Está na Bíblia. O Gênesis, primeiro livro da Escritura, nos traz a história de um bárbaro, que mata por ciúmes. Caim, o primogênito de Adão e Eva, assassinou seu irmão Abel. Ficou irritado, porque o Senhor aceitou a oferta de Abel (cordeiros) e não a dele (frutos).

Tomado pela ira, Caim viu no irmão um inimigo, que precisava ser destruído. O outro deveria desaparecer para que ele, o filho mais velho de Adão e Eva, conquistasse as graças do Senhor. Em seu coração não havia amor, compaixão, solidariedade. Ele deu início à barbárie.

Se a humanidade começou com Adão e Eva, vivemos pouquíssimo tempo em paz. Inveja, ciúmes, desconfiança, cólera, egoísmo, frustração, ódio, rancor e tantos outros sentimentos negativos dominaram – e dominam  –  o homem. Passados milhões de anos, esta consciência distorcida continua autorizando agressões, torturas, assassinatos, guerras.

O primeiro sinal de civilização, contrapondo-se à barbárie, segundo a antropóloga norte-americana Margaret Mead (1901-1978), é um fêmur quebrado e curado, de 15 mil anos, encontrado em uma escavação arqueológica. Por que o fêmur sarado representa o início da civilização? Porque a cura deste grande osso, que liga o quadril aos joelhos, prova que alguém teve compaixão pelo(a) doente. Cuidou de sua dor, caçou por ele(ela), alimentou-o(a) por um longo tempo, carregou-o(a), quando foi preciso.
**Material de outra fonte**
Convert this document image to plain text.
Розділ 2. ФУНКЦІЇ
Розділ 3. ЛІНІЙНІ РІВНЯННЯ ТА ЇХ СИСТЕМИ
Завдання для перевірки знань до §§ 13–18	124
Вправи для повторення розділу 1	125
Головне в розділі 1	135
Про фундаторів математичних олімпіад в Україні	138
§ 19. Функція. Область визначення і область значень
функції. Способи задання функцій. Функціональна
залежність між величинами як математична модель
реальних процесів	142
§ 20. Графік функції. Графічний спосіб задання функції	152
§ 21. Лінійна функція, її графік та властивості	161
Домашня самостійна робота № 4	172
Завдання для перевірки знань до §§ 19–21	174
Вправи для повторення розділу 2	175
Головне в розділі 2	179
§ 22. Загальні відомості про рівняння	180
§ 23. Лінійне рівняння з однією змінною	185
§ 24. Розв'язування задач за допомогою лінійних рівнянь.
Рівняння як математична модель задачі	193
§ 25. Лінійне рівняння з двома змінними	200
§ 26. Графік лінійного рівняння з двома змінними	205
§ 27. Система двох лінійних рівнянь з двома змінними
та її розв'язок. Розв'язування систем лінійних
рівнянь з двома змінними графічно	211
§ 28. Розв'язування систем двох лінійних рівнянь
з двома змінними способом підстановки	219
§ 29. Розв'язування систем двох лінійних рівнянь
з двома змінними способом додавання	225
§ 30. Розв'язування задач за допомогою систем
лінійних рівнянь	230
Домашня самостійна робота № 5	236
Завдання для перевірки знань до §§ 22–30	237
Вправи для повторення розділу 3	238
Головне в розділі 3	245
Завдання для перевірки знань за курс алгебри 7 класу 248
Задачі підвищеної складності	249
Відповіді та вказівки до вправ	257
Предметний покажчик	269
Os sentimentos que caracterizam a civilização, ao contrário dos que sustentam os bárbaros, são: amor, empatia, afeto, generosidade, gratidão, preocupação com o outro e todos os que qualificamos como positivos. Mesmo que sejamos produto do evolucionismo, a História da Humanidade é clara: a compaixão pessoal ou coletiva apareceu entre nós muito depois das peleias protagonizadas pelos nossos antepassados, em busca da sobrevivência. E, me parece, que, em pleno século XXI, lotado de tecnologias, as lideranças mundiais vivem ainda na fase da barbárie.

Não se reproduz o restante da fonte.